Published online May 14, 2014. doi: 10.3748/wjg.v20.i18.5427
Revised: November 20, 2013
Accepted: January 14, 2014
Published online: May 14, 2014
At least 600000 individuals worldwide annually die of hepatitis B virus (HBV)-related diseases, such as chronic hepatitis B (CHB), liver cirrhosis (LC), and hepatocellular carcinoma (HCC). Many viral factors, such as viral load, genotype, and specific viral mutations, are known to affect disease progression. HBV reverse transcriptase does not have a proofreading function, therefore, many HBV genotypes, sub-genotypes, mutants, and recombinants emerge. Differences between genotypes in response to antiviral treatment have been determined. To date, 10 HBV genotypes, scattered across different geographical regions, have been identified. For example, genotype A has a tendency for chronicity, whereas viral mutations are frequently encountered in genotype C. Both chronicity and mutation frequency are common in genotype D. LC and progression to HCC are more commonly encountered with genotypes C and D than the other genotypes.
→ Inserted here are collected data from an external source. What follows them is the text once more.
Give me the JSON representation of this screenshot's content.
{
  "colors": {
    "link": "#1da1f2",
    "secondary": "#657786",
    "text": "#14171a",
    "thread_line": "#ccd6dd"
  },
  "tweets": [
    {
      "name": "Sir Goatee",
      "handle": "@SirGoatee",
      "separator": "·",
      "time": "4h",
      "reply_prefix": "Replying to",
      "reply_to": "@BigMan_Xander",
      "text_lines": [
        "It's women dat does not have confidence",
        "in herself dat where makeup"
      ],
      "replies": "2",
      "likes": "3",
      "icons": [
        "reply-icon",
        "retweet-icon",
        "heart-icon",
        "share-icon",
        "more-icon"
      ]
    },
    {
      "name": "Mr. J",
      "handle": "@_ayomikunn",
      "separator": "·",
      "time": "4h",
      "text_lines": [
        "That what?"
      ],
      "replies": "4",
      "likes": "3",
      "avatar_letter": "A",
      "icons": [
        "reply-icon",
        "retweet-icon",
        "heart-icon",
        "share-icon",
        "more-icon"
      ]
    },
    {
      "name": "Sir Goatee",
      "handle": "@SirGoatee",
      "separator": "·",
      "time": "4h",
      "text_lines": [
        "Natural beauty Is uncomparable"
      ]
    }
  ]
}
Pathogenic differences between HBV genotypes explain disease intensity, progression to LC, and HCC. In conclusion, genotype determination in CHB infection is important in estimating disease progression and planning optimal antiviral treatment.
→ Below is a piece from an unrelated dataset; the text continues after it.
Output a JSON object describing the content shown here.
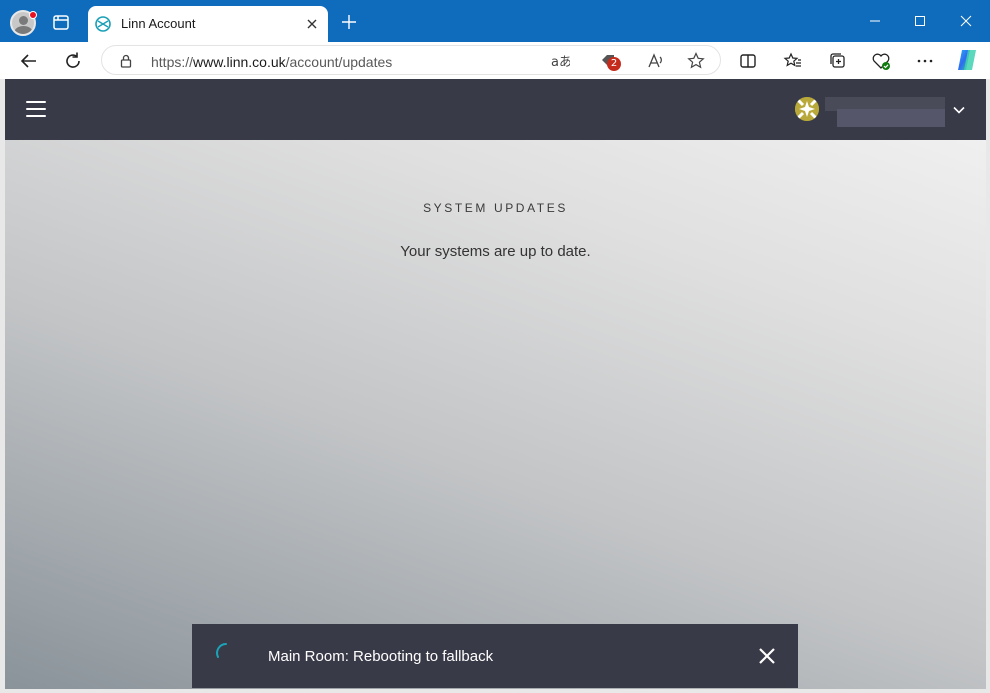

Core tip: Hepatitis B virus (HBV) infection is the leading cause of chronic liver disease and death worldwide. The clinical course and consequences of HBV infection are affected by several factors such as viral load, mutation, host, environment, and viral genotypes. Different HBV genotypes are associated with different mutations in the HBV precore and core promoter gene regions. HBV genotypes are closely related with optimal treatment strategy for chronic hepatitis B patients and clinical outcomes.